# Linienfilter (gesucht)



## schrobiltgen (21. Mai 2005)

hallo, ich suche ein filter in dem man ein foto nur in s/w Linien umwandeln kann.
(Beispiel als Anhang)
Bei diesem Beispiel handelt es sich um ein Bild welsches in QuarkXPress bearbeitet wurde...
jedoch besitze ich weder quark noach einen postscript fähigen Drucker. Dieser ist aber notwendig da die Rastereinstellungen nicht angezeigt werden am Bildschirm...
Ein Drucker mit Software-RIP würde aber auch weiterhelfen...-->was ist ein Software RIP?
(könnte zur Not das Bild in der Schule mit Quark laden, aber auch dort haben wir keinen postscript fähigen Printer...dann bräuchte ich Hilfe zu diesem Software RIP für den Drucker)

Am einfachsten für mich aber wäre wenn villeicht jemand von euch eine Ahnung hätte wie man dies in Photoshop erstellt...vielleicht mit 'nem Filter?

danke...


----------



## Ogre (22. Mai 2005)

*Aloah,*

Dafür brauchst du keinen Filter.
Erstmal erstellst du ein Bild mit Größe 10 x 10 Pixel.
Das teilst du horizontal in zwei gleichgroße Hälften, lässt die untere frei, die obere machst du schwarz. Dann drückst du STR + A und wählst "Bearbeiten" ---> "Als Muster festlegen".
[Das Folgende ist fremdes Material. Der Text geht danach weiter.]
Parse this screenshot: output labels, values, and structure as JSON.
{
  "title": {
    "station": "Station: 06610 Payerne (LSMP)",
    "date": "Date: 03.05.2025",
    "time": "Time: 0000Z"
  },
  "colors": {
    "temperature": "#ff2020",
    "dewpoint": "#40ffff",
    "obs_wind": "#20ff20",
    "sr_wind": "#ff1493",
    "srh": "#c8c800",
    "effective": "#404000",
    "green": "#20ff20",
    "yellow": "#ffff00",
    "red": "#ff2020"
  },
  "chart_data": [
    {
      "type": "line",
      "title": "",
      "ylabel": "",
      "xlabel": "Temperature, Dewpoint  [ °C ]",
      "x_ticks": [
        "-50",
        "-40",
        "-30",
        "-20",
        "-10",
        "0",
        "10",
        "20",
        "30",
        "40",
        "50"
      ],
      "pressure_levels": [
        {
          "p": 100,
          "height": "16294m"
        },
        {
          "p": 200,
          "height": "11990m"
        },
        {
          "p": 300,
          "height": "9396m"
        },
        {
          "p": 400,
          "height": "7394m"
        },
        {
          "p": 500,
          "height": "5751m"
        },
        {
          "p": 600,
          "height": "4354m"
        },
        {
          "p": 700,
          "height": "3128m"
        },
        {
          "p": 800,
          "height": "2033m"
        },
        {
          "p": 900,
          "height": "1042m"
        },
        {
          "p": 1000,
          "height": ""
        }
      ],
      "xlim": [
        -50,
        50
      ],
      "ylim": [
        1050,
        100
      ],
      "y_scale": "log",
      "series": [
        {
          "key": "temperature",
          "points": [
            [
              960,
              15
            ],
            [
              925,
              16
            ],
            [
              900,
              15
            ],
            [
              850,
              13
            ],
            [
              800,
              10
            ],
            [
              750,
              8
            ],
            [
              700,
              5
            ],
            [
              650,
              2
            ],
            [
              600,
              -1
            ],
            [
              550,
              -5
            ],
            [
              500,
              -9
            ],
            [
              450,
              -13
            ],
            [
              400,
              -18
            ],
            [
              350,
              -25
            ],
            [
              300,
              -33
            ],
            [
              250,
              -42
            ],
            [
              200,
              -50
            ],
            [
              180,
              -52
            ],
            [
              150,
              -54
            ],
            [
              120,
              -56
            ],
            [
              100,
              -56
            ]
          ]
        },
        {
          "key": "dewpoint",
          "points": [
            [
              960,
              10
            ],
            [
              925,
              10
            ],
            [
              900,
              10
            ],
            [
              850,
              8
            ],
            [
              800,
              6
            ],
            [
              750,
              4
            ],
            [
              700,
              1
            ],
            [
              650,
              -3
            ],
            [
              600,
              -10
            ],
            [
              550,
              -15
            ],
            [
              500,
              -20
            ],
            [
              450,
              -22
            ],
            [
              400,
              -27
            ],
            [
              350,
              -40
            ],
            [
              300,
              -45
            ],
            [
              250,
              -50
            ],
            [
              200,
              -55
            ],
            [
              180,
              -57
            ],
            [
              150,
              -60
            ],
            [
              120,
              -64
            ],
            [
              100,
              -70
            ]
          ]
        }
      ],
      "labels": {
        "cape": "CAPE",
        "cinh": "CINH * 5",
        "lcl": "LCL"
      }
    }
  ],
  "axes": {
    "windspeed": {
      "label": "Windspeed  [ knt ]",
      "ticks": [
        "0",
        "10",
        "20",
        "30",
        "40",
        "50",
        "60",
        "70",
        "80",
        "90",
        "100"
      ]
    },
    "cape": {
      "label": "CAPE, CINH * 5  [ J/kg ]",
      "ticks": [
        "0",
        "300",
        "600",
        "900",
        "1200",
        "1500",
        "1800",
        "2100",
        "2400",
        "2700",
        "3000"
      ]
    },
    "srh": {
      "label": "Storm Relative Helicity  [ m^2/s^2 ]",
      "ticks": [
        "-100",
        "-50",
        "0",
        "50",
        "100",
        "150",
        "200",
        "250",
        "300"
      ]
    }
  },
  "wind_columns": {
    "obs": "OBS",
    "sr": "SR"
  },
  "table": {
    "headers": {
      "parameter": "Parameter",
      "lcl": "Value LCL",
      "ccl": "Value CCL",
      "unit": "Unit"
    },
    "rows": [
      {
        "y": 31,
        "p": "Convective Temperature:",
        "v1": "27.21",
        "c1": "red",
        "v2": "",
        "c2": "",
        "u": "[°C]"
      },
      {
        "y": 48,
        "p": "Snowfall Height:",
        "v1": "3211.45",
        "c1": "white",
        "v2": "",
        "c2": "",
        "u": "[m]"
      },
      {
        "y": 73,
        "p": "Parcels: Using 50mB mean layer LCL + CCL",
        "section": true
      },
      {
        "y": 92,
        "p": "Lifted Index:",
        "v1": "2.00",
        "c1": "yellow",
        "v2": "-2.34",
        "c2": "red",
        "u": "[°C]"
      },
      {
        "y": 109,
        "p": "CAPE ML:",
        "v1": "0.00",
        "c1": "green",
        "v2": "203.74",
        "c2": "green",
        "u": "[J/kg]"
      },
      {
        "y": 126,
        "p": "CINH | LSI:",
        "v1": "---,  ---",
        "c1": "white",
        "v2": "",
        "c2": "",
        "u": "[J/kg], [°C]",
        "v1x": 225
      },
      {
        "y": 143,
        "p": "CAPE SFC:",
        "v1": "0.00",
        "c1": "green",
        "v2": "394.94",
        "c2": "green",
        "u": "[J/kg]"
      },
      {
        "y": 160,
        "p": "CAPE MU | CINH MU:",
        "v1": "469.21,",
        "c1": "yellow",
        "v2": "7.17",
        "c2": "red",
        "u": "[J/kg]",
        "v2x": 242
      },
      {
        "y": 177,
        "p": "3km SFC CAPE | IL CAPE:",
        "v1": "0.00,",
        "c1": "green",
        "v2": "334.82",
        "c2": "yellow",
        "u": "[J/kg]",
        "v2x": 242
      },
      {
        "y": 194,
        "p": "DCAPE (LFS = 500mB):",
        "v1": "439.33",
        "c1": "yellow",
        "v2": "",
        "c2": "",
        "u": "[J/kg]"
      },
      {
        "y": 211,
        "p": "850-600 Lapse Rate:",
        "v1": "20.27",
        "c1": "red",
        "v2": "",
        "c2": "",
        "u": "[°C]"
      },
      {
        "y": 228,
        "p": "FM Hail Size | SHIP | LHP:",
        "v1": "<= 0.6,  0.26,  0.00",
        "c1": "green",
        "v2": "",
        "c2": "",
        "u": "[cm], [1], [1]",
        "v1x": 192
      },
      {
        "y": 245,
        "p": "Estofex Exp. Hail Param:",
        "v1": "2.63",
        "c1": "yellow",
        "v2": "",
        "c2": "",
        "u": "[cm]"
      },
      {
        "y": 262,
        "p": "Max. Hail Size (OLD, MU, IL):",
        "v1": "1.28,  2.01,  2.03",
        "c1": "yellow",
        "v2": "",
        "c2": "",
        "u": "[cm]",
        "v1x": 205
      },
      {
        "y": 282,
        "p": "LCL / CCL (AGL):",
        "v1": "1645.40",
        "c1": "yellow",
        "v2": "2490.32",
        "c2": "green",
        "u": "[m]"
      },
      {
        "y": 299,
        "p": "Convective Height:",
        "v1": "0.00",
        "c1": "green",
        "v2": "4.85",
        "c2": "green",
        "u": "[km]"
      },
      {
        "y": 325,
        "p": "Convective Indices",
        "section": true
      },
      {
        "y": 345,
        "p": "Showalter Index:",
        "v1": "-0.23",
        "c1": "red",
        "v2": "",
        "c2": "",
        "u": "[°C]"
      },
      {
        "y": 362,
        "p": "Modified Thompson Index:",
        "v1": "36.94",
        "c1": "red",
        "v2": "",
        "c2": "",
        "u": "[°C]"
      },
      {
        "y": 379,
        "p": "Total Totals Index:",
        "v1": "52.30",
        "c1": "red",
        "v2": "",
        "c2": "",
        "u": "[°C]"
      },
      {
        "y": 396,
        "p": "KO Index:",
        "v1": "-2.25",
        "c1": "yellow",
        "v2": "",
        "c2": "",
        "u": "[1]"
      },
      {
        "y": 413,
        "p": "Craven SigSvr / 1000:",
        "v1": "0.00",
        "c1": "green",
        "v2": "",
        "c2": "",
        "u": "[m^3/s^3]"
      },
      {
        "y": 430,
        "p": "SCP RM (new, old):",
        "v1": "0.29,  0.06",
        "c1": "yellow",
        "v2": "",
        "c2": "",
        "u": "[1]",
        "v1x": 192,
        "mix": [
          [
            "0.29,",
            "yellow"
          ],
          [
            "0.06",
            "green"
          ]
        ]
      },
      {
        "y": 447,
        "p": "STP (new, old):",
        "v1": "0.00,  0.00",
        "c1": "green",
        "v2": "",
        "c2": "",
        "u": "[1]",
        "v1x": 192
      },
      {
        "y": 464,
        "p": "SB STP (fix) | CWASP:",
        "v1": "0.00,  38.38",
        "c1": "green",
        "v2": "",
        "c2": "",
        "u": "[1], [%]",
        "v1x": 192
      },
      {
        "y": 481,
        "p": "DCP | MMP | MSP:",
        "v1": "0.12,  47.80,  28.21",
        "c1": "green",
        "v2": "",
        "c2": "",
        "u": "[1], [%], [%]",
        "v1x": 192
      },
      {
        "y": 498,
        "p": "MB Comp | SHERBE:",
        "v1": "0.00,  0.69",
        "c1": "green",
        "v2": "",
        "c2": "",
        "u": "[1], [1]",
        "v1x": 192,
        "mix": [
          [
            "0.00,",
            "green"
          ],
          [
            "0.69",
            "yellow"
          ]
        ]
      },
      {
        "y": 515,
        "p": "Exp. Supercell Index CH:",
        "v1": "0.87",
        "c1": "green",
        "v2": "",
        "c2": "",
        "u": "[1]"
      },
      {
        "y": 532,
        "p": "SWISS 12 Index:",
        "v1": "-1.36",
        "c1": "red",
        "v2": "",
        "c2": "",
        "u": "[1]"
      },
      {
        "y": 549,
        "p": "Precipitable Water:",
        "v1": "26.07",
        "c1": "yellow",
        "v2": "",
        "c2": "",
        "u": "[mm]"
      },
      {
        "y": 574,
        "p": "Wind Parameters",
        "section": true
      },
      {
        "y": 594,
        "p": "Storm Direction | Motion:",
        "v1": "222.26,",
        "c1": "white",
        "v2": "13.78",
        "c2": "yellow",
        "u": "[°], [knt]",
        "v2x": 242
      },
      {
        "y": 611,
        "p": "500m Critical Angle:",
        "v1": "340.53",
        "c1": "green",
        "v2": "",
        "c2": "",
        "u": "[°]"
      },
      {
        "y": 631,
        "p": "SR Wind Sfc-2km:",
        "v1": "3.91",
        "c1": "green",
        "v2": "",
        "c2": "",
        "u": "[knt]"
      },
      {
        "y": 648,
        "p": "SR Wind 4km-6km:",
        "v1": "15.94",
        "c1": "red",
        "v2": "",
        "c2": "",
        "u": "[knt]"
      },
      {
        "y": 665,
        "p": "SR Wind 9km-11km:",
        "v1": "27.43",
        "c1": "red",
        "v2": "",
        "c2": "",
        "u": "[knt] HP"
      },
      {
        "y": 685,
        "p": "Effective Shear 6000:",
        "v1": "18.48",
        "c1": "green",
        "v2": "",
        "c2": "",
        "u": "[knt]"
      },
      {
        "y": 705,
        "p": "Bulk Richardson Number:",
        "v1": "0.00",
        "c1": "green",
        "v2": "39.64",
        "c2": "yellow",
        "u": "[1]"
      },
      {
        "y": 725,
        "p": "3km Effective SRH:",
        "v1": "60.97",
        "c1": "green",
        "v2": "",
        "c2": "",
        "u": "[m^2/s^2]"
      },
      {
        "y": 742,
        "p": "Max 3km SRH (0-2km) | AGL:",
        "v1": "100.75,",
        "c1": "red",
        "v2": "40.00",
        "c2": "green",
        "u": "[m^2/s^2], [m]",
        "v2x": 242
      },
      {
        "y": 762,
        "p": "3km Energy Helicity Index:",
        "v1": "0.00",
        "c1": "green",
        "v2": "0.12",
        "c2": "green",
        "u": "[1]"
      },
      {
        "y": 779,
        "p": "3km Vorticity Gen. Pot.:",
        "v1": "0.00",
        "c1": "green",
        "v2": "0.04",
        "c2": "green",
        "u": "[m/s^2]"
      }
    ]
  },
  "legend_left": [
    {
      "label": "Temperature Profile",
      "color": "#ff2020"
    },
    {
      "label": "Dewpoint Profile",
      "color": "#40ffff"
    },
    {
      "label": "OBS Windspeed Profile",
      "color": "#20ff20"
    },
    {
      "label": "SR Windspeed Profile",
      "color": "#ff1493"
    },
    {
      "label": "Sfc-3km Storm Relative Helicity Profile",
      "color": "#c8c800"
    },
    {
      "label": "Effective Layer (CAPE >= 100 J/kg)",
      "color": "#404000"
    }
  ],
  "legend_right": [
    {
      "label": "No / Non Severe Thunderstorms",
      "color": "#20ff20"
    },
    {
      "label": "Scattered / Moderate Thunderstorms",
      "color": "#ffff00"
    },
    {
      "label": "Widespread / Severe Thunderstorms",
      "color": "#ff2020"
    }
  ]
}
Nun schließe das bild und hol dir das Photo, das du bearbeiten möchtest in den Photoshop.
Setze die Sättigung auf 0 um es schwarzweiß zu machen. Nun kannst du noch etwas am Kontrast herumspielen, damit die schwarzen Flächen kräftiger werden.

Jetzt erstellst du eine neue Ebene und füllst sie mit dem von dir erstellten Streifenmuster.
Stell noch etwas an der Durchsichtigkeit und der Größe herum, bis es dir passt, dann sollte das eigentlich alles gewesen sein.


Grüße,
O.


----------



## schrobiltgen (22. Mai 2005)

nein, diese Linien, man erkennt es zwar schlecht, sind ja nicht alle gleich dick.
Das Bild entsteht ja blos aus den verschiedenen Linien die ihre Breite ändern...

vielen dank trotzdem...


----------



## kuhlmaehn (22. Mai 2005)

Hi!
Du könntest einfach aus deinem Ursprungsbild ein Muster erstellen (auf dem Bild unten) und dieses dann über deine Grafik legen. Ich hab dann den Ebenenmodus einfach auf Farbig nachbelichten gestellt.
Das Muster zu erstellen ist ein wenig kniffelig, weil es ja aneinander passen muss aber mit dem Stempelwerkzeug geht es eigentlich.
Hoffe das hilft dir.

kuhlmaehn


----------



## schrobiltgen (22. Mai 2005)

In deinem Fall befinden sich aber halt immer noch Trautöne...
Das Gesicht soll aber nur aus den Linien bestehen...wenn ich Zeit habe werde ich das Bild einscannen da man es bei meiner anghängten Grafik schlecht erkennen kann...

danke


----------